Basically, this algorithm computes a disparity for a stereo pair using its own dense matching method, implemented by Federico Tombari. But I additionally tested it using disparity maps precomputed by HRI. Here are the typical results (left - disparity is computed with Federico Tombari’s method, right - precomputed by HRI):

../../_images/castro_results_hrcs1.png

You can see that Federico Tombari’s method is friendlier to the normal-based algorithm. But it is not good enough for describing a scene, there are a lot of false positives.

Some noise is presented at the HRI’s disparity maps, even a lot of pixels have no valid disparity, sometimes there are no segments that are similar to road and there are a lot frames in which road was not found.

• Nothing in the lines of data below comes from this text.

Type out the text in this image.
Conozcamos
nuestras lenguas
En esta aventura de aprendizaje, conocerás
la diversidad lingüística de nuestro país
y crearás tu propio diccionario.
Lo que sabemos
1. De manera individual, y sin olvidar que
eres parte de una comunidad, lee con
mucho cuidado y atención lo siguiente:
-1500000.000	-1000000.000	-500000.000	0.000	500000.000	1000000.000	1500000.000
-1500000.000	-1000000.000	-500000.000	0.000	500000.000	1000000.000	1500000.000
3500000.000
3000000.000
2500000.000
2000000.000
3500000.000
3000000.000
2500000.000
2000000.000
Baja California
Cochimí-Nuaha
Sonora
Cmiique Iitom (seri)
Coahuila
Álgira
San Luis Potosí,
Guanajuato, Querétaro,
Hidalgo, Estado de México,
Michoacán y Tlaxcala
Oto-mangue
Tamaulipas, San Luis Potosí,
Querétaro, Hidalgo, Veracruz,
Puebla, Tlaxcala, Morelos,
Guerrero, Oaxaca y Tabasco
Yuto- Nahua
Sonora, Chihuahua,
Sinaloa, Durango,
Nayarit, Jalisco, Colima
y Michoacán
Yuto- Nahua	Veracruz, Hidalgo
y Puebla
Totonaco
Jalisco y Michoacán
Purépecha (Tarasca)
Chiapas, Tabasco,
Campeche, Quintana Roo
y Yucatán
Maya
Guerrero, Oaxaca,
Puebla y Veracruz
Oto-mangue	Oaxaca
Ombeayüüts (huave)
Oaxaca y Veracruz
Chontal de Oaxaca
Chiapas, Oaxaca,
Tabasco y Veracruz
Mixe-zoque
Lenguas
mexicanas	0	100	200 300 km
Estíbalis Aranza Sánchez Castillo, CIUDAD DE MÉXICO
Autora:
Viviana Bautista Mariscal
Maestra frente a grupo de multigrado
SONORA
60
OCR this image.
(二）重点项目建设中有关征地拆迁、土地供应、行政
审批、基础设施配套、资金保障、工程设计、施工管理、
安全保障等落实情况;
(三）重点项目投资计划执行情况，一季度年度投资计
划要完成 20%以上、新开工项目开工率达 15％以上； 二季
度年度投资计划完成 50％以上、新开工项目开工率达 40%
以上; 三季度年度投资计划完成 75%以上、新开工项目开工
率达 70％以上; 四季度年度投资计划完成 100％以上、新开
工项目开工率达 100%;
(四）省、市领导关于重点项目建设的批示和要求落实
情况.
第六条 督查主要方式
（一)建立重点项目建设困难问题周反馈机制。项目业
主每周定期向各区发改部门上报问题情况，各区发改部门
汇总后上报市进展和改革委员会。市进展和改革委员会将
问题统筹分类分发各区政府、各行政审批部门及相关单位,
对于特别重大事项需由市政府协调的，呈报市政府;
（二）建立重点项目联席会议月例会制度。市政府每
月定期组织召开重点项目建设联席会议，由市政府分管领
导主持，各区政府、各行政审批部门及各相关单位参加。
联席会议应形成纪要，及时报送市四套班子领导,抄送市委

This algorithm has thresholds for disparity and doesn’t mark as “road” any point which doesn’t satisfy these thresholds. I didn’t take it to account because it would make these results not completely correct. Therefore, 50% recall would be a very good result.

The goal is find all pixels, that belong to the road. Total results are on the image below (precision is a ratio of right detected road’s points to all detected pixels, recall is a percent of detected road’s points):

../../_images/castro_results_hrcs1_total.png
Start labeling
Monday, July 08, 2013
../../_images/hrcs4.png

For evaluation of the developed algorithm we need ground truth so we decided to outsource manual labelling. For this purpose a highly efficient tool was developed. A person could easily solve this task however there are some difficulties.

First of all, what to do, if there are several separated roads in the scene? The solution is to mark as “road” only the pixels of the road, on which the vehicle is. Below is an example of such frame (left) and the labeling for it (right).

../../_images/labeled_example_1.png

How to label an image if two different roads on the previous frames are merging in the current frame? We decided to mark pixels of the first road and the second road pixels lying above the horizontal line, drawn through the end of the curb that separates the roads. Here an example for explanation:

../../_images/labeled_example_2.png

We optimize manual labelling time in 10 times in contrast to our initial version and now we could obtain enough labelled data in reasonable time. All results will be publicly available later.